X_full_train = real_estate_full.drop(columns=["house_price_of_unit_area"])
y_full_train = real_estate_full["house_price_of_unit_area"]

# Multiple Linear Regression with new features on full training set
model_full = LinearRegression()
model_full.fit(X_full_train, y_full_train)
rmse_full = rmse(y_test, model_full.predict(X_test))
rmse_full_train = rmse(y_full_train, model_full.predict(X_full_train))

# Random Forest with full training set
rf_pipeline_full = Pipeline([
    ('scaler', StandardScaler()),
    ('rf', RandomForestRegressor(
        n_estimators=best_params_rf['rf__n_estimators'],
        max_features=best_params_rf['rf__max_features'],
        max_depth=best_params_rf['rf__max_depth'],
        random_state=prng
    ))
])
rf_pipeline_full.fit(X_full_train, y_full_train)
rmse_rf_full_train = rmse(y_full_train, rf_pipeline_full.predict(X_full_train))
rmse_rf_full_test = rmse(y_test, rf_pipeline_full.predict(X_test))

# Gradient Boosting with full training set
gb_pipeline_full = Pipeline([
    ('scaler', StandardScaler()),
    ('gb', GradientBoostingRegressor(
        n_estimators=best_params_gb['gb__n_estimators'],
        max_features=best_params_gb['gb__max_features'],
        max_depth=best_params_gb['gb__max_depth'],
        random_state=prng
    ))
])
gb_pipeline_full.fit(X_full_train, y_full_train)
rmse_gb_full_train = rmse(y_full_train, gb_pipeline_full.predict(X_full_train))
rmse_gb_full_test = rmse(y_test, gb_pipeline_full.predict(X_test))
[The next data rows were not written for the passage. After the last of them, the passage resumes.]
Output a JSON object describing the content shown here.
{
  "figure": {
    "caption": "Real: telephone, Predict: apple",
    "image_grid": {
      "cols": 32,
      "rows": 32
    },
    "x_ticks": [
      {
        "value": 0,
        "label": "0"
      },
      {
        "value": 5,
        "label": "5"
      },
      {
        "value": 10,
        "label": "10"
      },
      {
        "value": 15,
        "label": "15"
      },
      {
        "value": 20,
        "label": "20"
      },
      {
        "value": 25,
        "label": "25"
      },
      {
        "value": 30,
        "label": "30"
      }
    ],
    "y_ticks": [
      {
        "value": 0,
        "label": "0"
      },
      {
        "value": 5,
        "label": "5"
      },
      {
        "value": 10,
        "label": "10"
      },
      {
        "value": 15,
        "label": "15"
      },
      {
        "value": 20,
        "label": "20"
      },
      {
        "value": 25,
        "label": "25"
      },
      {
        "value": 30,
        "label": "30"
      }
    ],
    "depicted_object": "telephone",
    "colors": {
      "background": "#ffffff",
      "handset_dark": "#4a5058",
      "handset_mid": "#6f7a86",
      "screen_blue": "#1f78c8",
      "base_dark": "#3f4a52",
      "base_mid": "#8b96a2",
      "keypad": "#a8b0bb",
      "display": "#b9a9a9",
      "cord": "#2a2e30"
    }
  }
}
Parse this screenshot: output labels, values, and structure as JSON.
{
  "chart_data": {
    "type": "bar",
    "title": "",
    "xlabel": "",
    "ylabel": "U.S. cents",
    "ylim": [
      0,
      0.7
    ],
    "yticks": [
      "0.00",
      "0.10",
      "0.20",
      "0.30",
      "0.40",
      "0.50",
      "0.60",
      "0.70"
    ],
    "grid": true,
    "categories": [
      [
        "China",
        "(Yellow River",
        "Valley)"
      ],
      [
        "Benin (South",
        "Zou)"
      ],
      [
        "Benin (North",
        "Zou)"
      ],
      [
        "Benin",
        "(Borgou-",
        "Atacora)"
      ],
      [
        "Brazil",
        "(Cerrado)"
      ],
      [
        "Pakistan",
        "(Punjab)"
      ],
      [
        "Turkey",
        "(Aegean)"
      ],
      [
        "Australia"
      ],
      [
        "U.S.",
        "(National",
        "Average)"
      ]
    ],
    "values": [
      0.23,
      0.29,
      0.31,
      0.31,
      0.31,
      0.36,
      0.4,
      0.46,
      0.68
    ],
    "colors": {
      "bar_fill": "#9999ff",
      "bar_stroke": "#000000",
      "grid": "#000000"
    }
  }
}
# Updating the results DataFrame
new_results = pd.DataFrame({
    'Model': [
        'Multiple linear regression with new features (full)',
        'Random Forest (full)',
        'Gradient Boosting (full)'
    ],
    'Train': [rmse_full_train, rmse_rf_full_train, rmse_gb_full_train],
    'Test': [rmse_full, rmse_rf_full_test, rmse_gb_full_test]
})
results_df = pd.concat([results_df, new_results], ignore_index=True)
results_df

Size of the full training set: (389, 17)


Unnamed: 0,Model,Train,Test
0,Benchmark,12.283463,12.031567
1,Simple linear regression,8.381904,6.866198
2,Multiple linear regression,7.535398,6.241648
3,Multiple linear regression with new features,5.618501,7.580872
4,LASSO,6.096429,7.842076
5,Random Forest,3.366758,8.583653
6,Gradient Boosting,0.044068,6.556802
7,Multiple linear regression with new features (...,7.651385,6.940852
8,Random Forest (full),5.059651,5.908197
9,Gradient Boosting (full),1.943382,6.379522


After retraining, the Random Forest model demonstrates notable improvement with significant reduction in test RMSE (from 8.6 to 5.9). That indicates enhanced generalization when trained on the full dataset. This suggests a substantial increase in predictive accuracy and a better balance between learning from the training data and generalizing to unseen data. 

On the other hand, while the Multiple Linear Regression and Gradient Boosting models show changes in RMSE, neither achieves the same results as Random Forest. Therefore, we can consider to launch the web application using Random Forest model.